Ministère interrogé : justice

Ministère attributaire : justice
Question publiée au JO le : 24/09/2001 page : 5420
Réponse publiée au JO le : 10/12/2001 page : 7126
Date de signalisat° : 26/11/2001
Rubrique : droit pénal

Tête d'analyse : responsabilité pénale
Analyse : personnes atteintes de troubles psychiques. procédure


Texte de la QUESTION :

M. Philippe Douste-Blazy attire l'attention de Mme la garde des sceaux, ministre de la justice, sur les problèmes posés par l'application du code pénal concernant les cas d'irresponsabilité ou d'atténuation de la responsabilité.
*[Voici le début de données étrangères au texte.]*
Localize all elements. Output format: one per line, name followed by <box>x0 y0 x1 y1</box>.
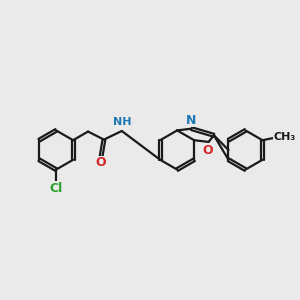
Text: O: O <box>96 156 106 169</box>
Text: N: N <box>186 113 196 127</box>
Text: Cl: Cl <box>50 182 63 195</box>
Text: O: O <box>203 144 213 157</box>
Text: NH: NH <box>112 117 131 127</box>
Text: CH₃: CH₃ <box>274 132 296 142</box>
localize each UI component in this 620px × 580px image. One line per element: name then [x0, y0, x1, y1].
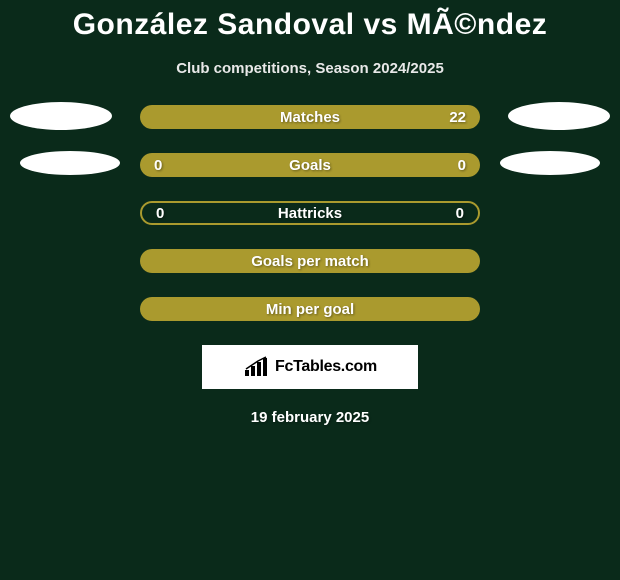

Dès lors que l'auteur d'un crime ou d'un délit est déclaré irresponsable par les experts sur le fondement de l'article L. 122-1 du code pénal, les victimes, privées de procès et de ses vertus, sont confrontées à un grand désarroi. Non seulement les enquêtes et les rapports d'experts s'avèrent trop souvent insuffisants pour pallier l'absence de procès, mais rien n'est prévu pour faciliter l'exercice des autres démarches judiciaires susceptibles d'être engagées pour rechercher la responsabilité éventuelle de l'entourage en application de l'article L. 122-3 du code pénal au titre des infractions non intentionnelles. C'est pourquoi il lui demande d'entamer une large réflexion, en concertation avec l'ensemble des intéressés, sur les rôles respectifs de la médecine et de la justice, pour mieux articuler logique pénale et logique de soins et donner enfin aux victimes et à leurs familles comme au juge les moyens de cerner les circonstances du drame vécu.